I wouldn't worry about making a bad move. At the end of the day you need to decide if trying to be a partner is for you or it isn't. If it isn't, that's all there is to it, and you should get on with your life. No use staying around, being miserable, working long hours, and then getting shown the door if your motivation and work product suffers.


It sounds like you're being very purposeful and methodical about the process. I feel like there are so few opportunities for litigators at my level and, beyond that, the opportunities that do exist are woefully lacking in the salary department. Because my spouse works in a commission based field, we cannot rely on any income other than mine. So, it has been difficult to find something that I could even consider that doesn't look an awful lot like where I'm already at.


I’d look at midlaw firms, government agencies, and in-house opportunities. There are plenty out there for litigators and at a lot of these places salary/benefits are more negotiable than in biglaw. Also look at compliance or investigations jobs which typically will consider litigators and usually pay six-figures. You might also consider an ethics/conflicts role at a big firm.

I can’t give you advice on your finances. I live in NYC, pretty expensive COL and lifestyle, and when I really sat down and looked at what I was spending, what I could cut, and what I wanted to be doing with my time, I realized that on an hourly basis biglaw made little sense. Unfortunately, you will likely take a paycut (probably on the order of 33%) for the transition, but even 150K is pretty good money (plus whatever your wife brings in).


I'm the wife ;) Any idea as to how I might find these investigation/compliance jobs. I've been scouring LinkedIn jobs, AttorneyJobsInUSA, and even Indeed. I've considered taking a role with billables that are ridiculously low (think 1400-1500) but I realize that it might be career suicide. I just don't know how much I should care about that given just how unhappy I am lately. It's seriously a total mind f*ck to accept the unknown when it comes at such a huge cost (i.e. paycut).


Sorry about that!

Linkedin is a good resource. I’ve also found just going directly to the website of the companies and searching compliance/legal/risk management department is helpful. Focus on companies that overlap with the type of clients/matters you have handled. (What sort of practice do you have?).

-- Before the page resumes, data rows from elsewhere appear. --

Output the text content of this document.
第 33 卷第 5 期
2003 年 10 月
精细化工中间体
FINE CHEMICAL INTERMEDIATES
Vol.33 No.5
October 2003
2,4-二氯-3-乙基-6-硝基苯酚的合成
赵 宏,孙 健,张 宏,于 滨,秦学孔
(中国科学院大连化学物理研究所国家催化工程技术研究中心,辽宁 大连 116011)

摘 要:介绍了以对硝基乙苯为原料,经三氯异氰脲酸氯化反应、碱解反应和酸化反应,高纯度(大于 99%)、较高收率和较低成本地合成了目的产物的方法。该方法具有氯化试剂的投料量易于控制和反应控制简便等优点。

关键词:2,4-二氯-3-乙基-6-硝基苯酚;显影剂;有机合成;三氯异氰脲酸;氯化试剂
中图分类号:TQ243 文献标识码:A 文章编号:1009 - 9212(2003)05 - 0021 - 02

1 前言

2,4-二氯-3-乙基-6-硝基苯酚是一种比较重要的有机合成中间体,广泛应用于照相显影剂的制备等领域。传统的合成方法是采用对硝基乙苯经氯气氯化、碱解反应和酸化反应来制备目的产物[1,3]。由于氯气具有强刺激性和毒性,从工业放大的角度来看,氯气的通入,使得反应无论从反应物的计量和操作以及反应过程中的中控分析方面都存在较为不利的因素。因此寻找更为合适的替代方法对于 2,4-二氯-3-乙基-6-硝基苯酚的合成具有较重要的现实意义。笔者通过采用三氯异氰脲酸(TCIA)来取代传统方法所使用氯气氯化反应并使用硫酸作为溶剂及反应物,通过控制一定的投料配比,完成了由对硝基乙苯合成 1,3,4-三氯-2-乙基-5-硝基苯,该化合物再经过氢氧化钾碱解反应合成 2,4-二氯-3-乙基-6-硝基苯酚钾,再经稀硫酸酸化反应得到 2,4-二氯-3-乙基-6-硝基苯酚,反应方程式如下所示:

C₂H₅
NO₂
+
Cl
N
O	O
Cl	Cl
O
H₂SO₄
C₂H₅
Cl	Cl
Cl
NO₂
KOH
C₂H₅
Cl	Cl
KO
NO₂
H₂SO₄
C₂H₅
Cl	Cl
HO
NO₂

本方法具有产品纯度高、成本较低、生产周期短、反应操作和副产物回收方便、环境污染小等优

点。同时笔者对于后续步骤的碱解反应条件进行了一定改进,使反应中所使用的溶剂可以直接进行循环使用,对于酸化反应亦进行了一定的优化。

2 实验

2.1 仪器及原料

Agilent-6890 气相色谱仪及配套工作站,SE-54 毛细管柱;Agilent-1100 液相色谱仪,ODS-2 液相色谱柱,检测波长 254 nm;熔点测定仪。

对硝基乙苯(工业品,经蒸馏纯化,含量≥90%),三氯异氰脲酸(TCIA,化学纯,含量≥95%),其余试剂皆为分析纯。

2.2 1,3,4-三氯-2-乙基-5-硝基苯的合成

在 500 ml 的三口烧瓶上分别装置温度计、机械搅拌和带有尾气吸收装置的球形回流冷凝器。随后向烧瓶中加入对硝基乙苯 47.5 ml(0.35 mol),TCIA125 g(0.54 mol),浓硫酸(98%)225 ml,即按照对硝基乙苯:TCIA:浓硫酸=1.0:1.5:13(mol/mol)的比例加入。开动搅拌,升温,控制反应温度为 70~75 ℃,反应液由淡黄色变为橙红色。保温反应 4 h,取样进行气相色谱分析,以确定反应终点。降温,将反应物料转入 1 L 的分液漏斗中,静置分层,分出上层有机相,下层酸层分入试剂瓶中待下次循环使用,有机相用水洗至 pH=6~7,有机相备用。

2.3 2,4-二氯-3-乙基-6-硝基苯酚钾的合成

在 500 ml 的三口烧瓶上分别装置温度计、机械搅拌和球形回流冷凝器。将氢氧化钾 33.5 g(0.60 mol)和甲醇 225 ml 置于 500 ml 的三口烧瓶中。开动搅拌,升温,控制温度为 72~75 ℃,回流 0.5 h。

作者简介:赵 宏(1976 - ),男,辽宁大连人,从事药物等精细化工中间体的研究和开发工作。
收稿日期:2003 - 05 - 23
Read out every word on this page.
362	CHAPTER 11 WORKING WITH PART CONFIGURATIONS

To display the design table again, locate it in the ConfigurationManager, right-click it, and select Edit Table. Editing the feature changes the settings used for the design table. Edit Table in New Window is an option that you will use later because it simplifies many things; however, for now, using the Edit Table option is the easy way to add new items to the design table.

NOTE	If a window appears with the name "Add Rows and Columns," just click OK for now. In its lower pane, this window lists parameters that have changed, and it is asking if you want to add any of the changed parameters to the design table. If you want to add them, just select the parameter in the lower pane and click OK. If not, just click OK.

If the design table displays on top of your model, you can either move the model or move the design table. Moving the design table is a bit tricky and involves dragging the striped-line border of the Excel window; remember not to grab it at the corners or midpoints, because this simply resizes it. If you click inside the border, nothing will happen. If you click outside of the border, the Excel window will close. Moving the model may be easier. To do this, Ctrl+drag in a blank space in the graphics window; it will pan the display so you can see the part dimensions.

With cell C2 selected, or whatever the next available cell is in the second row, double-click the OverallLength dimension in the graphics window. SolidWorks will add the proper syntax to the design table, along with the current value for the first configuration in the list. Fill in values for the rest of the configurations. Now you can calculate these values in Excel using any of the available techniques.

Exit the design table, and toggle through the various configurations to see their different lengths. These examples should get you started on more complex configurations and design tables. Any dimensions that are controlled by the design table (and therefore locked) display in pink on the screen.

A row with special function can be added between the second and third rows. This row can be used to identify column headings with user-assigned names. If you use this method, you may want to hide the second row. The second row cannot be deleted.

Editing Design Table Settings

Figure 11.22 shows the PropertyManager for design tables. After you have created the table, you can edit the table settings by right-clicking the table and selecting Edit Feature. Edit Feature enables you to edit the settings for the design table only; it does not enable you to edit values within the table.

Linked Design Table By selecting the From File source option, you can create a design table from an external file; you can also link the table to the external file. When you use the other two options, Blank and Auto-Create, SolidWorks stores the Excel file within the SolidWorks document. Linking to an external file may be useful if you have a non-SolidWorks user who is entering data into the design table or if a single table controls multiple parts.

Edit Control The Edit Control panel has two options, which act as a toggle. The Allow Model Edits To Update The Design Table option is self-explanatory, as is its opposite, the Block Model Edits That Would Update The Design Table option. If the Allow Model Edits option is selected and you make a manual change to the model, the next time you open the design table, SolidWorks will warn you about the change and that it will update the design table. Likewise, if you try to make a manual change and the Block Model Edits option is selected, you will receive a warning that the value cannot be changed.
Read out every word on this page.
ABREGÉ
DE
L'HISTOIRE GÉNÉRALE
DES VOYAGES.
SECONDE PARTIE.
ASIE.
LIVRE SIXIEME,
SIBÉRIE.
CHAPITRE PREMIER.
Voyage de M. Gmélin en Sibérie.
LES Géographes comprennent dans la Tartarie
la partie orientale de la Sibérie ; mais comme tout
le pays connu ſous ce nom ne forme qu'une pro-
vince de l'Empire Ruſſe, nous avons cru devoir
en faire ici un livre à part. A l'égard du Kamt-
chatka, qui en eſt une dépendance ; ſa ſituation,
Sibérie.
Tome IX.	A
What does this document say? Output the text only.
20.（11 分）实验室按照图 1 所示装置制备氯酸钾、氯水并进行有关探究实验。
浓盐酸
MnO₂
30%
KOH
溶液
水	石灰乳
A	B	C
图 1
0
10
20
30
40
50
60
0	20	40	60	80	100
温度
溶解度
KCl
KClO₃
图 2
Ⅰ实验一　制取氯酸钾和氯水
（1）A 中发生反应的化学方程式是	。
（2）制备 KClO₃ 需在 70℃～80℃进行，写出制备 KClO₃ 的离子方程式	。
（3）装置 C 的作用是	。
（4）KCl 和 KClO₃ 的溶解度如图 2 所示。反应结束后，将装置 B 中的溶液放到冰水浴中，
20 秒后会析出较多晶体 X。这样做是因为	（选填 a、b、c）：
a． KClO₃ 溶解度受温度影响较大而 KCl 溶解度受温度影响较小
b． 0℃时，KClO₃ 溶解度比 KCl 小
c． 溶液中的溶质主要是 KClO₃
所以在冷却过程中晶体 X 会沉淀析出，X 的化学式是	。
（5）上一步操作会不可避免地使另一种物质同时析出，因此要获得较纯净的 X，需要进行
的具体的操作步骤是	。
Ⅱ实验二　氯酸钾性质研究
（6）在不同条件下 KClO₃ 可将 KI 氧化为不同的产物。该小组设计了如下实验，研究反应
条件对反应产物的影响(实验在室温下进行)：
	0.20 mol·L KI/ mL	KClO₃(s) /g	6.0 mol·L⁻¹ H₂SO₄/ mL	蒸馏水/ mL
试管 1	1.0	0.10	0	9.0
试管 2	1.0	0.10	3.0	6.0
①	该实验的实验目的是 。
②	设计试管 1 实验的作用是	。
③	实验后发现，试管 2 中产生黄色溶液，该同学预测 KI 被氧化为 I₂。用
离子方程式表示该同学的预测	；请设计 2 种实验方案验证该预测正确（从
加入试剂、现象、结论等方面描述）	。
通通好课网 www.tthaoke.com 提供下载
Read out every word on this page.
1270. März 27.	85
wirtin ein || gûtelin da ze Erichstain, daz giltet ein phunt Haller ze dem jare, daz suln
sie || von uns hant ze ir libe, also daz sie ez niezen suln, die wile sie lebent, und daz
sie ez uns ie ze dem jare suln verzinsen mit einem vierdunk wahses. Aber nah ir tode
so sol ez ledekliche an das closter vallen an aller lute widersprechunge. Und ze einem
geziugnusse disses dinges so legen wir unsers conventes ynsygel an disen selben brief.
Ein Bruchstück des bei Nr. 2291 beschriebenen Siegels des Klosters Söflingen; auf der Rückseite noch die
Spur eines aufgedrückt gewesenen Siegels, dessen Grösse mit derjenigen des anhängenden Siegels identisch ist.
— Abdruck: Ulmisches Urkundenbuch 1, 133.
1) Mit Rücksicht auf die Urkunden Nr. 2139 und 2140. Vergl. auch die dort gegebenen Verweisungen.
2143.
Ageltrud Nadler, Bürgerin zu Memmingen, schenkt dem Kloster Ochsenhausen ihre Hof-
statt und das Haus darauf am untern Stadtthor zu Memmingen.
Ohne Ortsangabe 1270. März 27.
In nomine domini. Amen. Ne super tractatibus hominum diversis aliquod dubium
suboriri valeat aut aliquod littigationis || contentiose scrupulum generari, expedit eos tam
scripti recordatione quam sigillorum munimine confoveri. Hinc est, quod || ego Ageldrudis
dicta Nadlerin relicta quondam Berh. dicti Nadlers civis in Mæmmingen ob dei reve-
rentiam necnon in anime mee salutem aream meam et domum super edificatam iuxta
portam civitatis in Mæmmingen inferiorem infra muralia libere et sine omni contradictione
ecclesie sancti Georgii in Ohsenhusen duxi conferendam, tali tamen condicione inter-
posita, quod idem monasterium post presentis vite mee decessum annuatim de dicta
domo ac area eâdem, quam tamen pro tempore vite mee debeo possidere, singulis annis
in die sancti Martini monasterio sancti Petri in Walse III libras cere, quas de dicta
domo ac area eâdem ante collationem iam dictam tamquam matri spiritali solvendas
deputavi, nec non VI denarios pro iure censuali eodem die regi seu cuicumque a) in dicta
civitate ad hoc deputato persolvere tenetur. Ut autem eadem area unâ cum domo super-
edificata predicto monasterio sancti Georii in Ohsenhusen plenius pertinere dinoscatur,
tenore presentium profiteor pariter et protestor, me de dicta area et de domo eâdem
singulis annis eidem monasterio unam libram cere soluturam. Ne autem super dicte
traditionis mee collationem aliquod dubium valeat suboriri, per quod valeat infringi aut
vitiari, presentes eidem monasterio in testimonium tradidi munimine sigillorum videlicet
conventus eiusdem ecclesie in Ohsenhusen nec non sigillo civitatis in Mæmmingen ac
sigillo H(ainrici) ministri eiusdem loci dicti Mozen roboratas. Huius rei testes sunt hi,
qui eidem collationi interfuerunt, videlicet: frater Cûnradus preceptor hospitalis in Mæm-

What do you mean career suicide? Simply working a lot of hours doesn’t necessarily mean that you are having a productive career (for example, if you are working for a firm that relies on contingency or alternative fee arrangements). In fact it can even be counterproductive to the extent that it gets in the way of marketing or business development efforts or if you like to work on side projects that are business-focused.


Well, I went to a T3 school and now work at a v25 firm. So, I guess I mean that I'm afraid that taking a certain kind of job will close certain doors that would have otherwise been open to me. I don't come from a wealthy family, or an even remotely successful one for that matter, so I almost feel compelled to make choices based on money instead of happiness. It doesn't make a ton of sense and it is most certainly emotional/mental but I am just so conflicted about what to do given I've worked so hard to position myself well. I have two little ones and I so want more time with them but I also want the ability to give them experiences that I never had. ((sigh)).